Suppose I have two unordered lists of equal length in Python:

a = [5, 2, 3, 1, 4]
b = ['d', 'b', 'a', 'c', 'e']

Is there an O(n), in-place algorithm to obtain the following result?

[(1, 'a'), (2, 'b'), (3, 'c'), (4, 'd'), (5, 'e')]

Answer 1

You're looking for the zip and sorted built-in functions.

r = zip(sorted(a), sorted(b))

zip takes two iterables and pairs them together in sequence (so if the lists were unsorted, you'd get (5, 'd') as your first tuple), and any excess values appear to be truncated/ignored (since they can't be paired).

sorted, the last time I looked into the code base, uses a different sorting algorithm depending on the size of the lists you give it - it should perform at about O(n*log(n)). There isn't a practical sort out there that gives you O(n) performance, since you have to still compare an individual value with the rest of the values in some amount of time.

If you want an in-place sort, you can use the list.sort() function, which does perform an in-place sort. This changes the syntax to the following:

a.sort()
b.sort()
r = zip(a, b)

Answer 2

i don't think there is.

sort() is considered to take O(nlogn) and your requirement is something more than sort(though only a little bit). If there's some kind of O(n) algorithm for this, we can also use it to replace sort() which has been studied for long and is not likely to have an O(n) algorithm.

Answer 3

zip will give you a constant time (but not in place) pairing of elements. izip from itertools has a constant memory footprint, but you'd need to do linear time scans each time you access an element out of order, and then reset your generator.

If you can afford an O(n log(n)) in place sorting algorithm, there's a great question and answer about the default implementation of sort() here.

I think the best approach for most applications where the lists are large enough for memory and computation time to matter would be to call sort on each array, and then use the itertools.izip method to create a generator on the results. This approach has constant memory overhead, and is as good as you can get for asymptotic computation time on a generic array.

Constant time sorting can be done with radix sort , or some variation, however this is not in place and makes some assumptions about your datatypes (ie, array of ints or chars works, but floats and BigInts get messy)

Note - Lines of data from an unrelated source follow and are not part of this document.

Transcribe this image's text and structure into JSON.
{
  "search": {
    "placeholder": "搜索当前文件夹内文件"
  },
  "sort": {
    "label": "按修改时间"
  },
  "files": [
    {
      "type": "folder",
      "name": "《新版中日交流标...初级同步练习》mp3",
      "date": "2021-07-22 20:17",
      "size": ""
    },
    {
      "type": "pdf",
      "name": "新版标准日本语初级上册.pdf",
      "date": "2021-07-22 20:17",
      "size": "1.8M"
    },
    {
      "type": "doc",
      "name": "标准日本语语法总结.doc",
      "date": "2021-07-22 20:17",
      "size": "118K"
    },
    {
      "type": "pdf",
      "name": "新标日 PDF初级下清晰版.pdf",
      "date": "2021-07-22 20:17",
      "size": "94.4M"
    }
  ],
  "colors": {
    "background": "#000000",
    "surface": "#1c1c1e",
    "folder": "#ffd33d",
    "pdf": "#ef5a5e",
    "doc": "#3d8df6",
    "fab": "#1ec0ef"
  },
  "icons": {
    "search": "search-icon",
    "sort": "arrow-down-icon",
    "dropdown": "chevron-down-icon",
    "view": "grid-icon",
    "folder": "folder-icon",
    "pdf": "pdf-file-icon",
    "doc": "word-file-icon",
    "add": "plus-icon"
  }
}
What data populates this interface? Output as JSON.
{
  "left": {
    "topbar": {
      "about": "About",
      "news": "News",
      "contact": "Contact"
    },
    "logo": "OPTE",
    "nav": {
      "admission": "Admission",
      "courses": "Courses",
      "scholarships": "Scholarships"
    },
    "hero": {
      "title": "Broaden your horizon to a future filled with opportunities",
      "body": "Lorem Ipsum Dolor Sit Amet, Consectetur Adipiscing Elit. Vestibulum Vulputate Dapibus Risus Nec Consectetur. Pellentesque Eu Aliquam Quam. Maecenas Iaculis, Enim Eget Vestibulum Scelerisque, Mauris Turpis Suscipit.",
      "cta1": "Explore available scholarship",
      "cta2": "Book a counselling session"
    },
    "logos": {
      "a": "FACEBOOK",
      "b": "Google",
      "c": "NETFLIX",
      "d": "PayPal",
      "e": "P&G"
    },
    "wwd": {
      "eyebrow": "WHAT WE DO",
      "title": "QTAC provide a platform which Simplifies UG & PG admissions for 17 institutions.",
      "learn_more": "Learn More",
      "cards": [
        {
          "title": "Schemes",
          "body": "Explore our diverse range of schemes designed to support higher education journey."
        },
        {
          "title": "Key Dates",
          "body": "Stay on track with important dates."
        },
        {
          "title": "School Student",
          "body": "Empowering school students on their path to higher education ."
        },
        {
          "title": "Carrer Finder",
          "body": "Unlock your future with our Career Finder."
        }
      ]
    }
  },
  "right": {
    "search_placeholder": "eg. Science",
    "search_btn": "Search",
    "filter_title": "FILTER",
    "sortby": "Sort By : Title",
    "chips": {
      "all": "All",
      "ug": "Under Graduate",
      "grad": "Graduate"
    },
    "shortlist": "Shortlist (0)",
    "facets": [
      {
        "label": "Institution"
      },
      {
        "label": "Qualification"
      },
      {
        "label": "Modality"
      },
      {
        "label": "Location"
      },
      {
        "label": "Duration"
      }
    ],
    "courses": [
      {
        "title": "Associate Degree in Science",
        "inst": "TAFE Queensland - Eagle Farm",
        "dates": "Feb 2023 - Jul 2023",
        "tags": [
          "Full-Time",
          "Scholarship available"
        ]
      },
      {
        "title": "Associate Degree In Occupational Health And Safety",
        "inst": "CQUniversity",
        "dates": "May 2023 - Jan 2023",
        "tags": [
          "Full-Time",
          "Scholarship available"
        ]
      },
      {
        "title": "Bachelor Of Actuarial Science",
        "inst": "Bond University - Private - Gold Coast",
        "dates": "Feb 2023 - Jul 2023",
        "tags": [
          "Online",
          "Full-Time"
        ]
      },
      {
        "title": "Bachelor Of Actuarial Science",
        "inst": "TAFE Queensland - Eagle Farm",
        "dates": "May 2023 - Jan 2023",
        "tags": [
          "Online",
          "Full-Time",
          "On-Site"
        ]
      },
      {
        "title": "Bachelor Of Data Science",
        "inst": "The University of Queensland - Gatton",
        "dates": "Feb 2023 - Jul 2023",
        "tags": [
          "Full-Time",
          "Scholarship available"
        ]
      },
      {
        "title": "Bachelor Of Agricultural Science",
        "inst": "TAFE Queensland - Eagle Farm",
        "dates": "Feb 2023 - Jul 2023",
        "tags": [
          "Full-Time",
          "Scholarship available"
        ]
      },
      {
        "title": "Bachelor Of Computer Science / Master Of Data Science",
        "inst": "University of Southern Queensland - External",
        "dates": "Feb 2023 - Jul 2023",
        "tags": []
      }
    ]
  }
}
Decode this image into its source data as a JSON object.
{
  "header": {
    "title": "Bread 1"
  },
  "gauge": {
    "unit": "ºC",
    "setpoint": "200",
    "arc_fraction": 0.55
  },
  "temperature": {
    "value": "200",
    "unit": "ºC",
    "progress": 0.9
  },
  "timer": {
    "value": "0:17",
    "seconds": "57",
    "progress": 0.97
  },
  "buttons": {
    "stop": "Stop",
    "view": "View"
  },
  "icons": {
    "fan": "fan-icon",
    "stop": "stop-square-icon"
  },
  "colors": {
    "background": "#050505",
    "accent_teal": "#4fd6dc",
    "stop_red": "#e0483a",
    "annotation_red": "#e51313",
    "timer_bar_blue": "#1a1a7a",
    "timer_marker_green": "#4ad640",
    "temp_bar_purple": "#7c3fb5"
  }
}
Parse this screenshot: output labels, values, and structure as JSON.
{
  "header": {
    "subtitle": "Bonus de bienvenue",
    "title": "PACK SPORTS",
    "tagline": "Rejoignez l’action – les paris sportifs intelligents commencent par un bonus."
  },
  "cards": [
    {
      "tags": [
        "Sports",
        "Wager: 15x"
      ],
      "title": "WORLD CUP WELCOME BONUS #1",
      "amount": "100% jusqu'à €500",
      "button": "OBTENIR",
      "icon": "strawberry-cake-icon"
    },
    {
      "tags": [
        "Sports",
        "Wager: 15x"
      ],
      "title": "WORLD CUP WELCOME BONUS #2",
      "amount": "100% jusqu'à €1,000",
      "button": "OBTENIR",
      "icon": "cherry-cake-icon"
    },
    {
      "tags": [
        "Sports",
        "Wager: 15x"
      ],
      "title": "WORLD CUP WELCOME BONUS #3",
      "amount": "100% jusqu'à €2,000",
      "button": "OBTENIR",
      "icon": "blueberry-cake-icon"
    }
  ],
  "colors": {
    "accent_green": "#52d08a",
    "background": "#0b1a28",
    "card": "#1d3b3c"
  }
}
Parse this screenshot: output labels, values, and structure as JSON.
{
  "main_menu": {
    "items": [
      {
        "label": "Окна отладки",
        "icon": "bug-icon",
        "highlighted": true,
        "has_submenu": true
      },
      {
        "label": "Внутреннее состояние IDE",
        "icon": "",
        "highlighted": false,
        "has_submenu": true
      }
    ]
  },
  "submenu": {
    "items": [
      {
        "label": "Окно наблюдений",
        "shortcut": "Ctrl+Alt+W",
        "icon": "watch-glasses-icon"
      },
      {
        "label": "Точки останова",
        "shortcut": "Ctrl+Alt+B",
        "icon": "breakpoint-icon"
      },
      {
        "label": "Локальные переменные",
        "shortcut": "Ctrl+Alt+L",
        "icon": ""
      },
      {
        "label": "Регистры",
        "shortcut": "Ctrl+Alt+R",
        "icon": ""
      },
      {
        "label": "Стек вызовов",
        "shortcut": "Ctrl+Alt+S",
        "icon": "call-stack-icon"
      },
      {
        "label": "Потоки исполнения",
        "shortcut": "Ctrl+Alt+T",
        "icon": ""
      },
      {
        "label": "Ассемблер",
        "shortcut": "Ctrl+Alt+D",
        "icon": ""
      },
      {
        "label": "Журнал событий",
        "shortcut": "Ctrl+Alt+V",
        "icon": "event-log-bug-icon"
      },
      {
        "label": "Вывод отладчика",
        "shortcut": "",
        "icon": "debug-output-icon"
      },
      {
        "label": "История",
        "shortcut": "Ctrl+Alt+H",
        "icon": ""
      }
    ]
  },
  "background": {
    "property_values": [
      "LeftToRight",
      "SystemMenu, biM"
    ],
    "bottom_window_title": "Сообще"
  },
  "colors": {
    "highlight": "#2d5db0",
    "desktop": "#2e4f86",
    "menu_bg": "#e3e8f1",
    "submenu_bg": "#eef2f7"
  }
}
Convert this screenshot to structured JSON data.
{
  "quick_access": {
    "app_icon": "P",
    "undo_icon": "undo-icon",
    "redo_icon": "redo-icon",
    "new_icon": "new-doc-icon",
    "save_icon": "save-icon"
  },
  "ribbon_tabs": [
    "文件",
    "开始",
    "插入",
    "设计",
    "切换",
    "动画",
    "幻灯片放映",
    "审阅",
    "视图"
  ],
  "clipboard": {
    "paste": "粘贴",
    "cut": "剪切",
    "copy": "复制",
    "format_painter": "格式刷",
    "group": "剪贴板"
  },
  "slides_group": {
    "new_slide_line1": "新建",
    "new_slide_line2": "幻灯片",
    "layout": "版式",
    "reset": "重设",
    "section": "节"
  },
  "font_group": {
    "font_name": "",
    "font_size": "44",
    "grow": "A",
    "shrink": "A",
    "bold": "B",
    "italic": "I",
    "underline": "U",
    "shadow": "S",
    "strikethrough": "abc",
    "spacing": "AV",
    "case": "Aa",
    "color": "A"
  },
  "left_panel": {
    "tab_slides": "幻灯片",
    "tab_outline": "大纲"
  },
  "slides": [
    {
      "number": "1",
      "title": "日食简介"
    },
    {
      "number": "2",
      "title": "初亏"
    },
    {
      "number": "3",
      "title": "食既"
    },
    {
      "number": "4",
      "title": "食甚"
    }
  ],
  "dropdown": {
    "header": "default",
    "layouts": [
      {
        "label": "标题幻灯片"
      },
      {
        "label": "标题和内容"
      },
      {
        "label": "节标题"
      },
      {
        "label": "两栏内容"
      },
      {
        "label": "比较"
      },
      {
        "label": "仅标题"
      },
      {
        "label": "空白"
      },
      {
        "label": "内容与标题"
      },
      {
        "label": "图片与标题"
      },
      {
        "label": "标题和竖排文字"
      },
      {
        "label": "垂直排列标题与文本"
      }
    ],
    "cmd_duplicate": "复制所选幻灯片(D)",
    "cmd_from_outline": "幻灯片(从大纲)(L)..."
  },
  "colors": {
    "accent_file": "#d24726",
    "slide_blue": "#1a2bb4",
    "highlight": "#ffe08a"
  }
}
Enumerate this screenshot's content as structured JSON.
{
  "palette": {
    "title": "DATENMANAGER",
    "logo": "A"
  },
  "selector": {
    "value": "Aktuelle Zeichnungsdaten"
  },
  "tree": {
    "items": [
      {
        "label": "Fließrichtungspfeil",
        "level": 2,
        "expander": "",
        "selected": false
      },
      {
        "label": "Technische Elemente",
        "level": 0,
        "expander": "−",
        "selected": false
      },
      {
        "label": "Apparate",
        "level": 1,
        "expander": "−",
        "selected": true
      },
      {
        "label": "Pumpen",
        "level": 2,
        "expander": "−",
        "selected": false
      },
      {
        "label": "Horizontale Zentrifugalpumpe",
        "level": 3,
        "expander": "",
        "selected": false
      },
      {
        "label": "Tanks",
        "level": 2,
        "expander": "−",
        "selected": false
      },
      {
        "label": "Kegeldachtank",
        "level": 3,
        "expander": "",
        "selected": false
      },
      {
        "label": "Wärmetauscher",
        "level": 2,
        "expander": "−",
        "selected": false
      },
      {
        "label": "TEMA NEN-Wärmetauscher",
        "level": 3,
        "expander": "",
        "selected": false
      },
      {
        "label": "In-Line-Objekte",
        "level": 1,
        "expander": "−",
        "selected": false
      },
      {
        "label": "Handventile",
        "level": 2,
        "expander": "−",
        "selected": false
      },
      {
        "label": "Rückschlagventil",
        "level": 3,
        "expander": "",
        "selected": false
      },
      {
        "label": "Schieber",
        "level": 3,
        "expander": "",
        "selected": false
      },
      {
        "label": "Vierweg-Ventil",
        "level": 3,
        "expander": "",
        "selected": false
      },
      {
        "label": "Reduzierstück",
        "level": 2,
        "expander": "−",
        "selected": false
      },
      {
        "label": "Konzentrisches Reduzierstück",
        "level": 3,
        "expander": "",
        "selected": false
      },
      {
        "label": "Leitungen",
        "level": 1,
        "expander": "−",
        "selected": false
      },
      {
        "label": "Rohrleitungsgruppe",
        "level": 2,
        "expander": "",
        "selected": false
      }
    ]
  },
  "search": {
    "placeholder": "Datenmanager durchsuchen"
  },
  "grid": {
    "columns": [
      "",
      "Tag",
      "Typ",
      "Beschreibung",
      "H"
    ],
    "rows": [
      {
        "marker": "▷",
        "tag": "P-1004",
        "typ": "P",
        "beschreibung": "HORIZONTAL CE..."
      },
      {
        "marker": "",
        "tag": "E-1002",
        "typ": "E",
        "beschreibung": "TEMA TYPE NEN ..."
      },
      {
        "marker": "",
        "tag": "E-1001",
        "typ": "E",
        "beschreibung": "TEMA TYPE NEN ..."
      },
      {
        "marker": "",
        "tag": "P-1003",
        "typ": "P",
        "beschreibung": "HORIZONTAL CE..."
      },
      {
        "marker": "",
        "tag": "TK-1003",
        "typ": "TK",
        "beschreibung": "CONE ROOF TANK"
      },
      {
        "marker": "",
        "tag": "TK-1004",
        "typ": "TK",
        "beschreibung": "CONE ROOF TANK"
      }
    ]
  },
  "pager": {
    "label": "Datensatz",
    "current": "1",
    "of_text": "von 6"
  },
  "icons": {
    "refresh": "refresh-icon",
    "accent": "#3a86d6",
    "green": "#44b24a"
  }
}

Side bar: the bucket sort article on wikipedia needs some attention if anyone in this community has some free time.

Answer 4

Yes there is a way to get O(N) when sorting positive integers less than or equal to N. The way to do it is to use buckets. Here is an implementation:

def _sort(_list):
    buckets=[0]*len(_list)
    for i in _list:
        i=int(i)
        assert(0<=i<len(_list))
        buckets[i]+=1
    result=[]
    for num,count in enumerate(buckets):
        result.extend([num]*count)
    return result



alp=map(ord,list("dabce"))
m=min(alp)
alp=[i-m for i in alp]
alp=_sort(alp)
alp=[i+m for i in alp]
alp=map(chr,alp)

print zip(_sort([1,3,2,0,4]),alp)
#[(0, 'a'), (1, 'b'), (2, 'c'), (3, 'd'), (4, 'e')]